Foot orthotics really are a effective modality used by podiatric physicians to manage a wide range of foot problems. All the clinical experiences and research evidence is that they are very effective. Nevertheless, one trouble with them is that they have to be worn in footwear. That is naturally a lifestyle option, but sometimes the options and the environment do not necessarily accommodate the use of the right footwear which foot supports could be worn in.
One query which you see asked frequently is that are those flip flops that come with an arch support built into them, can they be used instead of foot supports. There are a variety of manufacturers available on the market of flip flops that have different amounts of arch support built into them.
Are they as effective as foot supports?
That’s doubtful. The support that is included in them is just like what you will receive from a premade foot orthotics or one of the typical over-the-counter kind of foot supports. That is fine if you have an average arch shape. However, that is not good if you don’t. Foot orthotics usually are built to be specific to your foot type.
Should you use them?
There’s no harm in using these and they certainly might be used as an adjunct to foot supports when you’re not wearing footwear. As if they may be utilized as an alternative, you should discuss that with your foot doctor.
I do keep hearing about the Archies on the internet, however I haven’t seen them because they are from Australia. Evidently numerous podiatry clinics around Australia retail them.

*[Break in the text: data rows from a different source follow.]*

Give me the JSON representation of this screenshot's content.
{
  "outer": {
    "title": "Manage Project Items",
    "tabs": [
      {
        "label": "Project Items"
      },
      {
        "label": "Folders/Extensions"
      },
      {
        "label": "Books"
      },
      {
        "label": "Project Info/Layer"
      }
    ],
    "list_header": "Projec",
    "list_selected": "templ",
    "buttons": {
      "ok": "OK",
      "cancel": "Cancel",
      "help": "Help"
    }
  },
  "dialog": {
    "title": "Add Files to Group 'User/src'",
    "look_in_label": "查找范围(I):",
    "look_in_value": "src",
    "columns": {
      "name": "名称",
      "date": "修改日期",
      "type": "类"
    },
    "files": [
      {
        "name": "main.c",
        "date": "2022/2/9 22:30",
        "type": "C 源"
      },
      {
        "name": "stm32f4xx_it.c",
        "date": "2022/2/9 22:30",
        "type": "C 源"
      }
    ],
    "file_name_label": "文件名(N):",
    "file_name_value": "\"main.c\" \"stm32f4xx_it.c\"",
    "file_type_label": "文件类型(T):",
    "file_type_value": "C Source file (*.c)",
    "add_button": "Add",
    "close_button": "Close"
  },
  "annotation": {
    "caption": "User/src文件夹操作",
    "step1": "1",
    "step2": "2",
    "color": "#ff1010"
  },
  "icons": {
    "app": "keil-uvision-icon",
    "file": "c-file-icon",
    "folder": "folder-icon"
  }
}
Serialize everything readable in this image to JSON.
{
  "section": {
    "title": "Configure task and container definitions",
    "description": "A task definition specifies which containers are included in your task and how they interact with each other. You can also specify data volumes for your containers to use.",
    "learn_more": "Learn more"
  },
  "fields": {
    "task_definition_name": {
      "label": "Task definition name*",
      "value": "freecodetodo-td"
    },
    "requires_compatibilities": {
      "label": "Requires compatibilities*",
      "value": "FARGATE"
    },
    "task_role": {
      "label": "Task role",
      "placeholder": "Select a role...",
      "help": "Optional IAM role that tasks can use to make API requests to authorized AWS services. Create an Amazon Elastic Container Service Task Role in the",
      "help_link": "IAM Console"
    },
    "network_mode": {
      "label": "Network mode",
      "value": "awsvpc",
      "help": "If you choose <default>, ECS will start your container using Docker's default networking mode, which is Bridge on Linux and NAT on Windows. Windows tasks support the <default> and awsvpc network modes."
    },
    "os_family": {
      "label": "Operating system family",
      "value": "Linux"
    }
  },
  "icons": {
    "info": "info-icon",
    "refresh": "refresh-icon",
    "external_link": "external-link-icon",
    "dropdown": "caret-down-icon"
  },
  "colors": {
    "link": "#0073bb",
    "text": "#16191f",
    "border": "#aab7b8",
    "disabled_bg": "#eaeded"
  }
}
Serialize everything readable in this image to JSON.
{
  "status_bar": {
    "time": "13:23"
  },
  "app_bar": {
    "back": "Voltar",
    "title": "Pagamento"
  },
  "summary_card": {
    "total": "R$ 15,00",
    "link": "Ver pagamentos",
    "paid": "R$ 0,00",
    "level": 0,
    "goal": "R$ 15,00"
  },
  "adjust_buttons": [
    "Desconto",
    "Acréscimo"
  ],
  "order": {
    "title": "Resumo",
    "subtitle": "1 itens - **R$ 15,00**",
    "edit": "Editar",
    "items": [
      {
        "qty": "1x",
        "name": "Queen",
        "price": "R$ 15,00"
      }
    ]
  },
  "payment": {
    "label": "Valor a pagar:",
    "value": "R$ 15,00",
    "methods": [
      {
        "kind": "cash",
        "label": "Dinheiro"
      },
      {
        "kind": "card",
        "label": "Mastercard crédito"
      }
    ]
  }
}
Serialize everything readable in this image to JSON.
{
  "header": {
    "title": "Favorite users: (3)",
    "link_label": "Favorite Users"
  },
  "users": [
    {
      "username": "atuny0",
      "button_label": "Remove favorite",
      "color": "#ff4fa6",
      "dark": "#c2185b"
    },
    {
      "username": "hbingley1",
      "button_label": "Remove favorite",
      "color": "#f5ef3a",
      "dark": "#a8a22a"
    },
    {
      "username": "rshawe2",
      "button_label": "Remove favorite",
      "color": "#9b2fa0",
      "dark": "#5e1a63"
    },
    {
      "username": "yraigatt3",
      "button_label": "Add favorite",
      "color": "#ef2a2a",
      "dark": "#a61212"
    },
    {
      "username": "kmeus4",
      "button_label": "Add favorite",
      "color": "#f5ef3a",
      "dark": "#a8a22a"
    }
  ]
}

The abductory twist is an observation which is found during an observation of the walking. Just as the heel starts to unweight or raise up the ground there’s a fast sudden abduction or twist seen of the heel. This is a commonplace finding during a gait evaluation, but its clinical value is of some discussion.
There are a number of reasons for an abductory twist. The first is that because rearfoot is pronating (rolling medially at the rearfoot) this is attempting to internally rotate the leg. Simultaneously the other leg is in the swing period moving forward and is wanting to externally turn the lower limb. The lower limb is ‘battling’ with these two opposite motions. Friction between the floor and the heel holds the heel from moving. The instant weight starts to come off the heel, the external rotation force from above can now abduct the rearfoot and it does so easily. A second explanation is that there is a condition at the great toe joint in which it fails to enable dorsiflexion correctly. This might be a hallux rigidus, a functional hallux limitus or a issue with the windlass mechanism that affects movement at the great toe joint. As this dorsiflexion is difficult to start, the body abducts the heel to maneuver sideways around that joint. Another reason which is often only found in the physical therapy literature is that the problem is as a result of control of motion around the hip joint. In that literature this is described as a medial heel whip.
The cause of debate about the clinical significance of an abductory twist is that it is merely an observation observed when doing a gait assessment that is the result of another thing (for example, the loss of friction with the ground, an issue at the big toe or hallux joint or the hip joint). If it is a problem, then therapy is directed at what is triggering the abductory twist or medial heel whip rather than aimed at the abductory twist itself. The treatment choices to do away with it is going to be very diverse dependent on what is the preferred treatment decision for what’s causing it.